Il Nasdaq Composite - indice a prevalente componente tecnologica - precipitò a tal punto da impiegare poi un paio di decenni per recuperare le perdite subite. Quella delle dot-com è stata la bolla che infranse il sogno della New Economy. Alcune aziende riuscirono a ripartire dalle macerie e qualcuno diventò negli anni tra le più grandi megacap del mondo. Molte invece sparirono per sempre.
Bolla dot-com: cosa successe a Priceline.com
Tra le storie più drammatiche, ma con un risvolto positivo, va ricordata quella di Priceline.com. Fondata nel 1997, l'azienda americana si proponeva di offrire un servizio online per trovare tariffe di viaggio scontate e soggiorni in hotel. In pratica, il business era quello di facilitare l'incontro tra l'offerta dei fornitori e la domanda dei clienti.
L'idea del fondatore Jay Walker era di presentare una soluzione intelligente a un problema reale, ovvero che ogni giorno in media restavano invenduti circa 500 mila posti aerei. Quindi Priceline offriva i posti liberi ai clienti online, i quali indicavano il prezzo che erano disposti a pagare. La formula rappresentava un modello "win-win", perché le compagnie aeree riuscivano a vendere l'invenduto e i consumatori ottenevano opportunità a prezzi scontati.

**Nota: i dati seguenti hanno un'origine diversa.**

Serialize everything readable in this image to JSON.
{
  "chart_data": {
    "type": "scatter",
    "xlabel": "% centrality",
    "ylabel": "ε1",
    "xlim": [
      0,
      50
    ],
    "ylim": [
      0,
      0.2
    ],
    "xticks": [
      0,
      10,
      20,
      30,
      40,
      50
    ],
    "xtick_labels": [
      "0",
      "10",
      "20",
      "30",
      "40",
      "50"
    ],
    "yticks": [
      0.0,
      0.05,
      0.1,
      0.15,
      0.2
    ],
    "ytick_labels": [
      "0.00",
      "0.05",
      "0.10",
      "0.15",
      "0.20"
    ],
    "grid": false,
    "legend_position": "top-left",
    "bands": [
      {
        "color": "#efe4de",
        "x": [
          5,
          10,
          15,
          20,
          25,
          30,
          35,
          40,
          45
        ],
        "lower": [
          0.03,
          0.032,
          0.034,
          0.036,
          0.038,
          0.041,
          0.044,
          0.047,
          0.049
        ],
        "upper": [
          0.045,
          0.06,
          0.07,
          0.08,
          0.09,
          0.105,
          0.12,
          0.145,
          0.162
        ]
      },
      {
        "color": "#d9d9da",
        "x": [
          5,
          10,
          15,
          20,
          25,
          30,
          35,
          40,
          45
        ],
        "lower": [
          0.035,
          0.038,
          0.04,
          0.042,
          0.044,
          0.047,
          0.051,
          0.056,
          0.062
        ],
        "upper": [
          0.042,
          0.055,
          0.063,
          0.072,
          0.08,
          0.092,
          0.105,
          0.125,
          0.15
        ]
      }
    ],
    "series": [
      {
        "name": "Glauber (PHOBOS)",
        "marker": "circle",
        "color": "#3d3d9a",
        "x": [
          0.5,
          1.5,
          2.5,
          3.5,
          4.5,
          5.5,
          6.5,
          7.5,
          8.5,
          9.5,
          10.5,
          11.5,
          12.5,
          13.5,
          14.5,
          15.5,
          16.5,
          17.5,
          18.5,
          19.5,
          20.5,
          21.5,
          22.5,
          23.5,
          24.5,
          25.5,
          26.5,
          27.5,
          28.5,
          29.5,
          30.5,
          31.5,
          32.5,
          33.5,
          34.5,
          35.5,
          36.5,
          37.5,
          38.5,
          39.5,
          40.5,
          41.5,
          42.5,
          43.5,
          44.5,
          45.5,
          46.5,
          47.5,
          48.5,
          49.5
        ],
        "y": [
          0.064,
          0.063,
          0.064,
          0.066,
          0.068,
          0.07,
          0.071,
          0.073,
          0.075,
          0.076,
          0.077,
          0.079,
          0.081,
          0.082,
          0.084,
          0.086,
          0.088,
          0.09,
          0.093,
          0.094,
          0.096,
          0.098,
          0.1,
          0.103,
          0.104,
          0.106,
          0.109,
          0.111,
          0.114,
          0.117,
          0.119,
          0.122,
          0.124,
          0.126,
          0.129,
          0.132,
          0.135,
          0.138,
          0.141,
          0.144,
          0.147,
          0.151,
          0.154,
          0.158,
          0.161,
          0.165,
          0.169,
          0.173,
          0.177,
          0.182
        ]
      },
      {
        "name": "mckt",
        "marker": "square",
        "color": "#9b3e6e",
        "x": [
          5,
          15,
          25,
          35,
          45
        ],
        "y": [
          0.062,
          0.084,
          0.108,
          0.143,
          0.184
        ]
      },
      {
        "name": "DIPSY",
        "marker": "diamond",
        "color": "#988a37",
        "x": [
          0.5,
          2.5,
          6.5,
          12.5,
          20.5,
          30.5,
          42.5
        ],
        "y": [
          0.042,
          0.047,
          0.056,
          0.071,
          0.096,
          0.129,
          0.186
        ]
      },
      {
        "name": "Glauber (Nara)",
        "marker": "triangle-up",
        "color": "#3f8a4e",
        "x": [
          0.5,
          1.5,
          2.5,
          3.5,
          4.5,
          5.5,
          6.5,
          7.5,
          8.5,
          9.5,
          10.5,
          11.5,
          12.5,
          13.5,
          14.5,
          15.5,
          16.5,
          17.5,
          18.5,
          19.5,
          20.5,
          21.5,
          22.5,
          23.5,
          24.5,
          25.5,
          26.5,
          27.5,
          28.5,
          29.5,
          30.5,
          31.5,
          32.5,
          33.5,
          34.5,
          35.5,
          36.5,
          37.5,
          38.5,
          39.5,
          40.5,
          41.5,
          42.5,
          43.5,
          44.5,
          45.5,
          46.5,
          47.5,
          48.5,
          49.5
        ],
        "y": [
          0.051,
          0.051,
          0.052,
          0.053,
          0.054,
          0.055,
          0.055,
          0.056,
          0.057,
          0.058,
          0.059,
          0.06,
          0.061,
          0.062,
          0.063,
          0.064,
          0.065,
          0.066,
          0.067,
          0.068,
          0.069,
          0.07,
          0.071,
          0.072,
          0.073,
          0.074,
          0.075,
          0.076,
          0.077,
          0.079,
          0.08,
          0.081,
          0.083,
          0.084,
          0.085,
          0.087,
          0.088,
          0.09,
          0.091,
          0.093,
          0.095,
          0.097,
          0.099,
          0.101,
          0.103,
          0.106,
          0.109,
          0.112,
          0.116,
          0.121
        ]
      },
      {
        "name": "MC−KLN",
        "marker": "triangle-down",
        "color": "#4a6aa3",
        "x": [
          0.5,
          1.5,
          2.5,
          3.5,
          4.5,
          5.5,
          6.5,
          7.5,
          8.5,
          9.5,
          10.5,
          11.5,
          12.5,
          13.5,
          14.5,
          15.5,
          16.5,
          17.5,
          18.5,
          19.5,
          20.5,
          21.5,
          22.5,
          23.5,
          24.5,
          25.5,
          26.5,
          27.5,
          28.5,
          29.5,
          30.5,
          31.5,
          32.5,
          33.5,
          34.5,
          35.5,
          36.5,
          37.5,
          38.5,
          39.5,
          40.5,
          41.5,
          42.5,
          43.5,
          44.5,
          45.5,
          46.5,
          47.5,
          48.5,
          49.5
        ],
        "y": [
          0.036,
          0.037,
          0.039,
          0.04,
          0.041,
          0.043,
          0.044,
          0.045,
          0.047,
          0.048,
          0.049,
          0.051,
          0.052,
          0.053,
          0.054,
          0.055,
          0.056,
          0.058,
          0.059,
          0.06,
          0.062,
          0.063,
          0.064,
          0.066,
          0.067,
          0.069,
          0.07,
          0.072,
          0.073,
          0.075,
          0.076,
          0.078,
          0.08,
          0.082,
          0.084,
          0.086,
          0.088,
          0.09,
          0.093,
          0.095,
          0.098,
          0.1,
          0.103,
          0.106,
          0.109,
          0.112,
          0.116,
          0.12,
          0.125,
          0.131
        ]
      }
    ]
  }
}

Il canale Internet si rivelava più che mai un mezzo molto potente. Alla fine del 1999, l'azienda riusciva a piazzare oltre 1.000 biglietti al giorno e nel frattempo cercava di estendere il servizio alle prenotazioni alberghiere, al noleggio auto, ai mutui per la casa e in ogni mercato in cui la soluzione poteva essere applicata. Per fare questo, l'azienda investì molto nella pubblicità riuscendo a conquistare i primi posti nella visibilità del marchio attraverso Internet. Verso la fine del 1998, Priceline risultava dietro solo ad aziende già conosciute come AOL, Yahoo, Netscape e Amazon.
Nel marzo 1999 finalmente arrivò la quotazione a Wall Street, a un prezzo IPO di 16 dollari per azione. Il successo già il primo giorno di quotazione fu spaventoso, con il titolo che balzò a 88 dollari, prima di stabilizzarsi a 69 dollari, per una capitalizzazione di mercato di quasi 10 miliardi di dollari. Fino ad allora, mai nessuna società Internet aveva ricevuto una valutazione così alta.
Il problema di fondo era che l'azienda si trovava in perdita. In termini pratici, doveva acquistare sul mercato a un prezzo più alto rispetto alle offerte dei clienti, rimettendoci in media circa 30 dollari su ogni biglietto venduto. Il risultato fu che l'azienda accumulò perdite per centinaia di milioni di dollari, prima che lo scoppio della bolla la travolse. Le azioni a Wall Street avevano raggiunto un massimo nei primi mesi del 2000 a 165 dollari; nel biennio successivo crollarono a un minimo di 1,80 dollari, registrando un passivo del 99,4%.
La storia però è a lieto fine, perché il modello di business con il tempo si è rivelato vincente. Alcuni passaggi valgono la pena di essere citati. Nel 2005 Priceline.com acquisì il sito di viaggi europeo Booking.com per 133 milioni di dollari e nove anni più tardi il nome dell'azienda cambiò la denominazione in The Priceline Group.
Con l'89% del fatturato realizzato al di fuori degli Stati Uniti, la maggior parte attraverso Booking.com, il gruppo mutò ancora nome e nel 2018 diventò Booking Holdings. Il titolo in Borsa ondeggiò intorno a valori bassi per un po' di anni, prima di intraprendere un rally straordinario a seguito della grande crisi del 2008. Oggi le azioni sotto il nome di Booking Holdings valgono 5.333 dollari ciascuna, per una capitalizzazione della società di 173,53 miliardi di dollari (aggiornamento al 23 maggio 2025).